Gyanendra Bir Bikram Shah Dev no longer reigns as king of Nepal. On May 28, the Nepalese Constituent Assembly abolished the monarchy. The members of the assembly told Gyanendra to clear out of his Katmandu palace before mid-June.
Consider it the world’s most definitive eviction notice.
A small nation on the opposite side of the world — does it matter to America? Maybe not. But it is worth noting the passing of another monarchy.
After all, our country began in revolt against a king. But we had it easy, in a way; the king was distant. All we had to evict were his soldiers.
But don’t get the idea that Nepal got through it without bloodshed.

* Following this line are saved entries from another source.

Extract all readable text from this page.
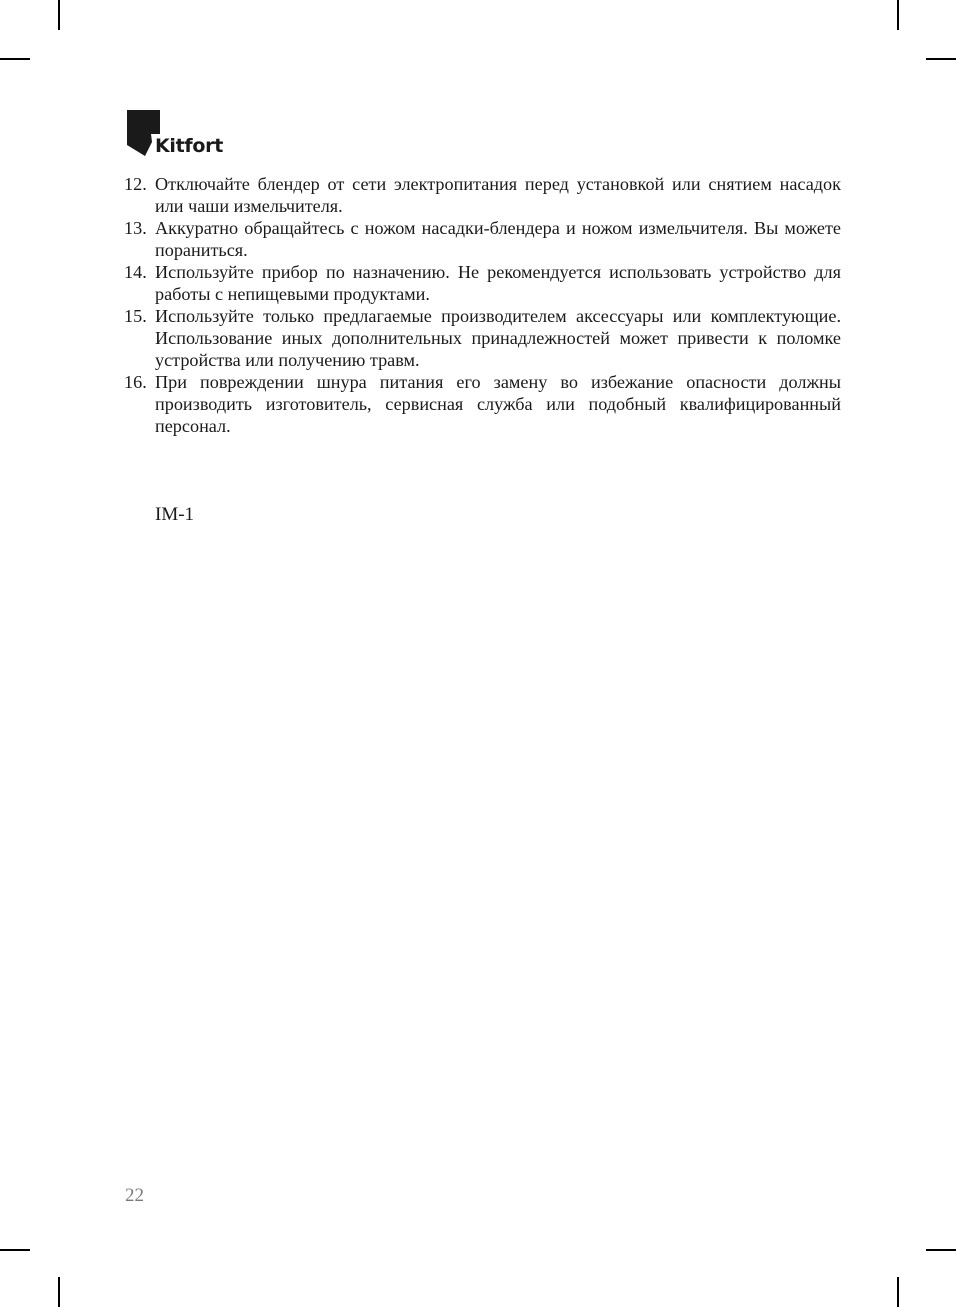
Kitfort
12. Отключайте блендер от сети электропитания перед установкой или снятием насадок или чаши измельчителя.
13. Аккуратно обращайтесь с ножом насадки-блендера и ножом измельчителя. Вы можете пораниться.
14. Используйте прибор по назначению. Не рекомендуется использовать устройство для работы с непищевыми продуктами.
15. Используйте только предлагаемые производителем аксессуары или комплектующие. Использование иных дополнительных принадлежностей может привести к поломке устройства или получению травм.
16. При повреждении шнура питания его замену во избежание опасности должны производить изготовитель, сервисная служба или подобный квалифицированный персонал.
IM-1
22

First, as I speak this, the monarchy’s end has just been declared. The king isn’t out on his now-civilian keester yet. He could still try something.
Second, he himself came to power in such a manner as to suggest royally red hands. (A common color for kingly hands.) The previous ruler and his whole family were slaughtered. A whole heckuva lot of people in Nepal suspect Gyandendra himself as the conspirator behind the murders.
Third is the Maoist factor. In the April elections, Maoists led the polls but failed to gain a majority.
For the good of the Nepalese, let’s hope the ex-king packs up in peace, and the Maoists pack away their dangerous ideology. Or are themselves soon sent packing.
This is Common Sense. I’m Paul Jacob.